Começar
esse texto é uma tarefa complicadíssima. E talvez a melhor forma de tentar
cumprir essa tarefa é reconhecendo tamanha complicação, como uma desculpa a ser
usada quando qualquer comparação feita no decorrer das palavras pareça
hipócrita ou contraditória... Bom, se bem que escrever é pisar em ovos, então,
que seja.
Creio
que é chegada a hora de falar da fase mais difícil da minha vida – não só da
minha vida, feliz ou infelizmente.
Lembrei-me
deste momento tão esperado após tomar um bom banho e colocar as ideias confusas
de fim de semana no lugar. Acredito em purificações através do simples ato de
se banhar, de lavar o corpo, de refrescar a mente e se esquecer dos problemas
(ou ter mais clareza para solucioná-los) durante alguns minutos. Talvez tenha
sido um bom banho que tenha me tirado dessa fase... Um só não. Acho que foram
vários. É peso demais pra uma ducha só.
Sempre
que leio a palavra “adolescência” em jornais, revistas, livros ou em qualquer
lugar, ou até mesmo quando ouço essa palavra sair da boca de alguém em alguma
conversa formal ou informal, sinto um ar pejorativo. Como se ser adolescente
fosse um crime, um desacato à vida, à moral e aos bons costumes. Adolescentes
são chatos, porque parecem bichos escrotos que saíram dos esgotos, como diz a
música dos Titãs. Adolescentes são rebeldes sem causa, são crianças que se
acham adultos, são adultos que se acham crianças. Deviam dormir e acordar com
vinte anos, quando as responsabilidades são irrecusáveis e os pais nada mais
são do que aqueles simpáticos senhores que vez ou outra nos lembramos de
telefonar e dizer que a vida vai bem, e que aquele almoço de domingo fica pra
um domingo que ninguém sabe quando vai ser, mas que chama educadamente de “próximo”.

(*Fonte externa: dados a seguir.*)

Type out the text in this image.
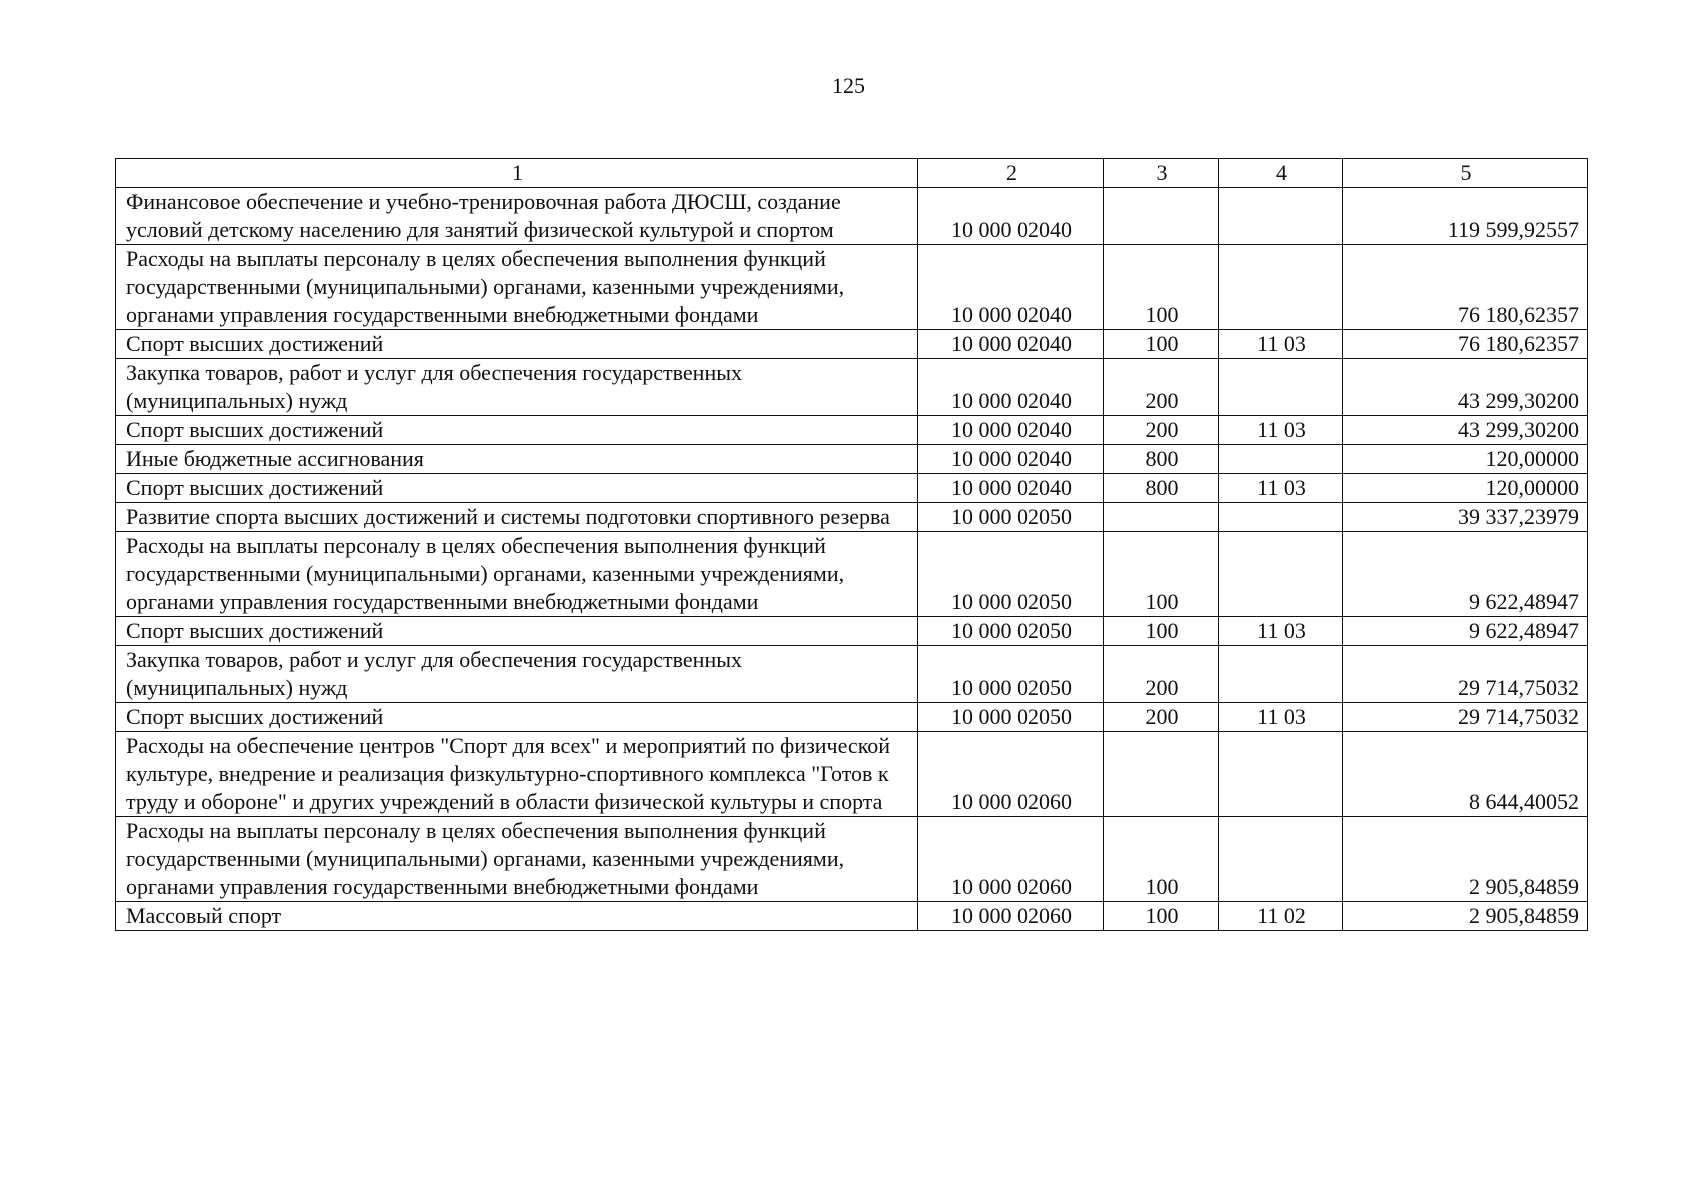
125
1	2	3	4	5
Финансовое обеспечение и учебно-тренировочная работа ДЮСШ, создание условий детскому населению для занятий физической культурой и спортом	10 000 02040			119 599,92557
Расходы на выплаты персоналу в целях обеспечения выполнения функций государственными (муниципальными) органами, казенными учреждениями, органами управления государственными внебюджетными фондами	10 000 02040	100		76 180,62357
Спорт высших достижений	10 000 02040	100	11 03	76 180,62357
Закупка товаров, работ и услуг для обеспечения государственных (муниципальных) нужд	10 000 02040	200		43 299,30200
Спорт высших достижений	10 000 02040	200	11 03	43 299,30200
Иные бюджетные ассигнования	10 000 02040	800		120,00000
Спорт высших достижений	10 000 02040	800	11 03	120,00000
Развитие спорта высших достижений и системы подготовки спортивного резерва	10 000 02050			39 337,23979
Расходы на выплаты персоналу в целях обеспечения выполнения функций государственными (муниципальными) органами, казенными учреждениями, органами управления государственными внебюджетными фондами	10 000 02050	100		9 622,48947
Спорт высших достижений	10 000 02050	100	11 03	9 622,48947
Закупка товаров, работ и услуг для обеспечения государственных (муниципальных) нужд	10 000 02050	200		29 714,75032
Спорт высших достижений	10 000 02050	200	11 03	29 714,75032
Расходы на обеспечение центров "Спорт для всех" и мероприятий по физической культуре, внедрение и реализация физкультурно-спортивного комплекса "Готов к труду и обороне" и других учреждений в области физической культуры и спорта	10 000 02060			8 644,40052
Расходы на выплаты персоналу в целях обеспечения выполнения функций государственными (муниципальными) органами, казенными учреждениями, органами управления государственными внебюджетными фондами	10 000 02060	100		2 905,84859
Массовый спорт	10 000 02060	100	11 02	2 905,84859
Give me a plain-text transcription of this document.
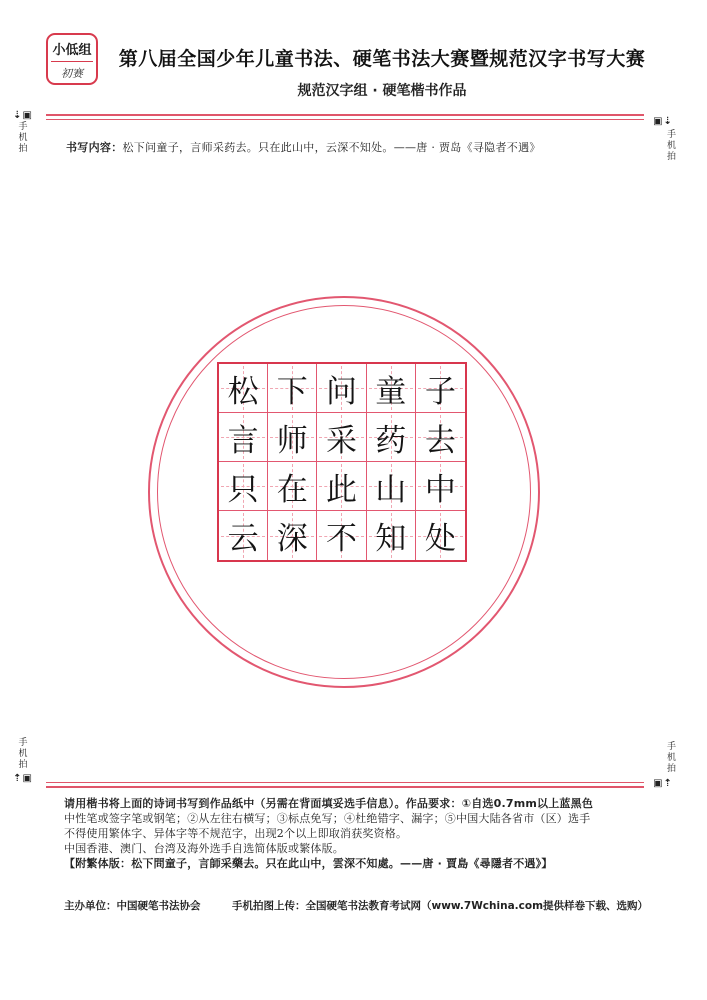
小低组
初赛
第八届全国少年儿童书法、硬笔书法大赛暨规范汉字书写大赛
规范汉字组 · 硬笔楷书作品
⇣▣
手机拍
▣⇣
手机拍
书写内容：松下问童子，言师采药去。只在此山中，云深不知处。——唐 · 贾岛《寻隐者不遇》
松 下 问 童 子
言 师 采 药 去
只 在 此 山 中
云 深 不 知 处
手机拍
⇡▣
手机拍
▣⇡

请用楷书将上面的诗词书写到作品纸中（另需在背面填妥选手信息）。作品要求：①自选0.7mm以上蓝黑色

中性笔或签字笔或钢笔；②从左往右横写；③标点免写；④杜绝错字、漏字；⑤中国大陆各省市（区）选手

不得使用繁体字、异体字等不规范字，出现2个以上即取消获奖资格。

中国香港、澳门、台湾及海外选手自选简体版或繁体版。

【附繁体版：松下問童子，言師采藥去。只在此山中，雲深不知處。——唐 · 賈島《尋隱者不遇》】

主办单位：中国硬笔书法协会	手机拍图上传：全国硬笔书法教育考试网（www.7Wchina.com提供样卷下载、选购）
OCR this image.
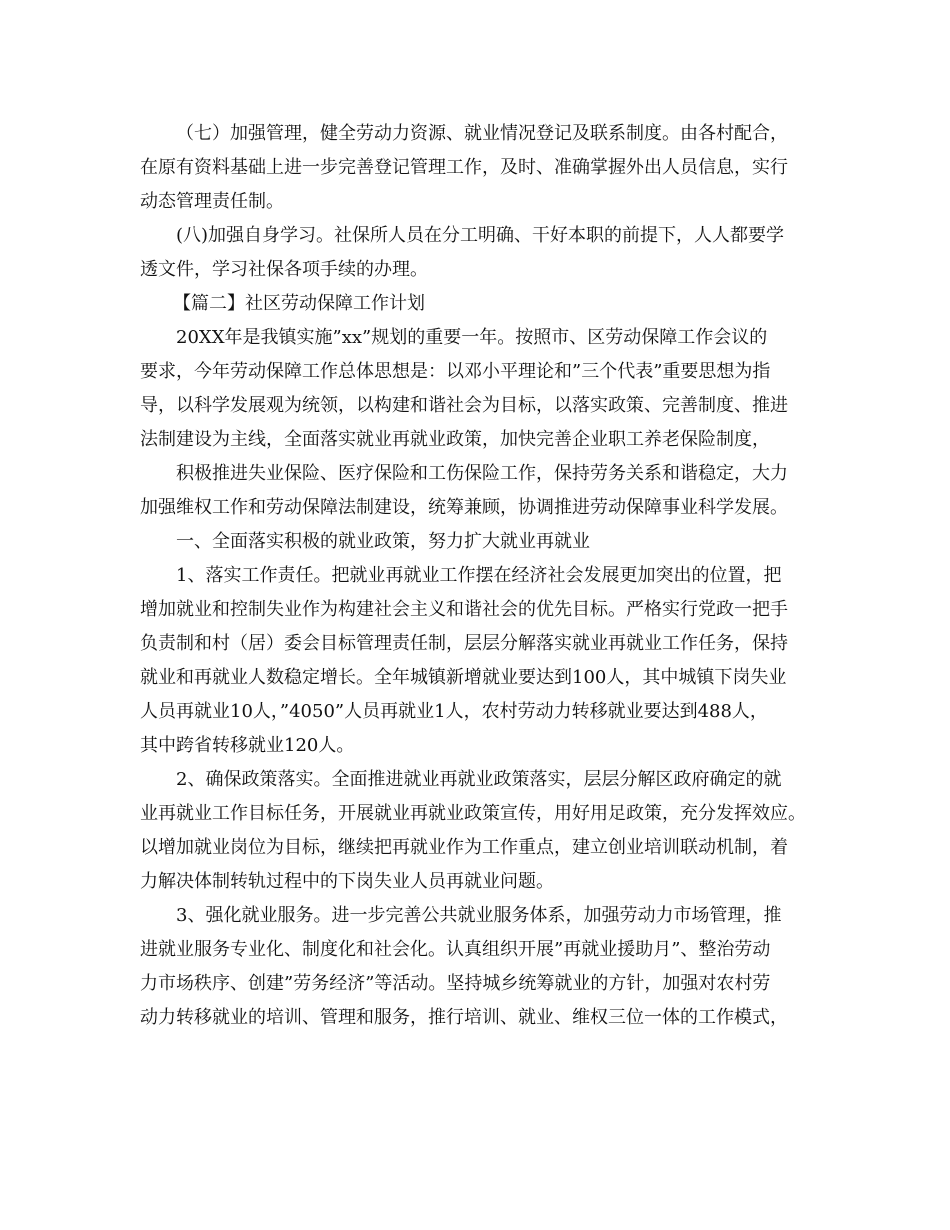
（七）加强管理，健全劳动力资源、就业情况登记及联系制度。由各村配合，
在原有资料基础上进一步完善登记管理工作，及时、准确掌握外出人员信息，实行
动态管理责任制。

(八)加强自身学习。社保所人员在分工明确、干好本职的前提下，人人都要学
透文件，学习社保各项手续的办理。

【篇二】社区劳动保障工作计划

20XX年是我镇实施”xx”规划的重要一年。按照市、区劳动保障工作会议的
要求，今年劳动保障工作总体思想是：以邓小平理论和”三个代表”重要思想为指
导，以科学发展观为统领，以构建和谐社会为目标，以落实政策、完善制度、推进
法制建设为主线，全面落实就业再就业政策，加快完善企业职工养老保险制度，

积极推进失业保险、医疗保险和工伤保险工作，保持劳务关系和谐稳定，大力
加强维权工作和劳动保障法制建设，统筹兼顾，协调推进劳动保障事业科学发展。

一、全面落实积极的就业政策，努力扩大就业再就业

1、落实工作责任。把就业再就业工作摆在经济社会发展更加突出的位置，把
增加就业和控制失业作为构建社会主义和谐社会的优先目标。严格实行党政一把手
负责制和村（居）委会目标管理责任制，层层分解落实就业再就业工作任务，保持
就业和再就业人数稳定增长。全年城镇新增就业要达到100人，其中城镇下岗失业
人员再就业10人，”4050”人员再就业1人，农村劳动力转移就业要达到488人，
其中跨省转移就业120人。

2、确保政策落实。全面推进就业再就业政策落实，层层分解区政府确定的就
业再就业工作目标任务，开展就业再就业政策宣传，用好用足政策，充分发挥效应。
以增加就业岗位为目标，继续把再就业作为工作重点，建立创业培训联动机制，着
力解决体制转轨过程中的下岗失业人员再就业问题。

3、强化就业服务。进一步完善公共就业服务体系，加强劳动力市场管理，推
进就业服务专业化、制度化和社会化。认真组织开展”再就业援助月”、整治劳动
力市场秩序、创建”劳务经济”等活动。坚持城乡统筹就业的方针，加强对农村劳
动力转移就业的培训、管理和服务，推行培训、就业、维权三位一体的工作模式，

Adolescentes são impulsivos, corrosivos, repetitivos e insuportáveis. Deviam
ser proibidos. Deviam ser vendidos ou trocados por bebês bonitinhos que dão
menos trabalho. “Ah, você me desculpe, mas meu filho está naquela fase
complicada, você entende?”. Não, ninguém entende.
Nem
mesmo os próprios adolescentes.
Minha
mãe sempre se orgulhou do fato de eu não ser sido uma “aborrecente” (eu sempre
vou ter um preconceito terrível com esse neologismo de quinta). Nunca saí, fugi
de casa, respondi, bebi, fiz malcriação, dei motivo pra preocupação. Às vezes
chorava sem motivo, ou queria chorar por algum motivo, mas não tinha lágrima:
então chorava por dentro, se é que isso é possível. Não aborreci ninguém.
Talvez porque o peso de dar problemas me incomode. Talvez porque eu nunca tenha
achado graça em agir como o demônio que todos pintam. Ou simplesmente porque a
disciplina de casa funcionou até demais – não sou psicóloga, please.
Não
é porque não fiz que não compreendo quem tenha feito. Sim, compreendo até
demais. Se você não faz nada, é bobo (acho que sou até hoje, e não me orgulho,
se você quer saber). Se você faz, é o capeta. Se você só quer dormir e que o
mundo se exploda... Ah, você é um caso perdido antes mesmo de ser considerado
um caso.
Compreendo
quem fez o que eu não fiz. Compreendo porque somos iguais nas nossas dúvidas e
confusões e, acredite, isso é bem mais importante do que ter gostos ou atitudes
semelhantes. Compreendo porque os mais velhos sabem como é difícil passar por
essa fase, mas ao invés de procurarem ajuda ou simplesmente tentarem
compreender (claro, sem deixar de orientar e fazer o certo, seja o “certo” o
que for), as pessoas têm tanta raiva que preferem julgar – raiva ou medo de
terem que passar por isso de novo. A TV mostra apenas o 8 e o 80: anjos e
demônios. Pais desesperados que não sabem lidar com algo que se repete. “No meu
tempo era diferente”. Ainda tem isso, o maldito problema da geração.
Não
sei e talvez eu nunca saiba passar por isso. Hoje, com quase 19 anos, não sou
mais adolescente (e ainda abomino a tal da aborrecência). Tive que superar as
lágrimas lá de trás, o que não quer dizer que a vida adulta não tenha as suas.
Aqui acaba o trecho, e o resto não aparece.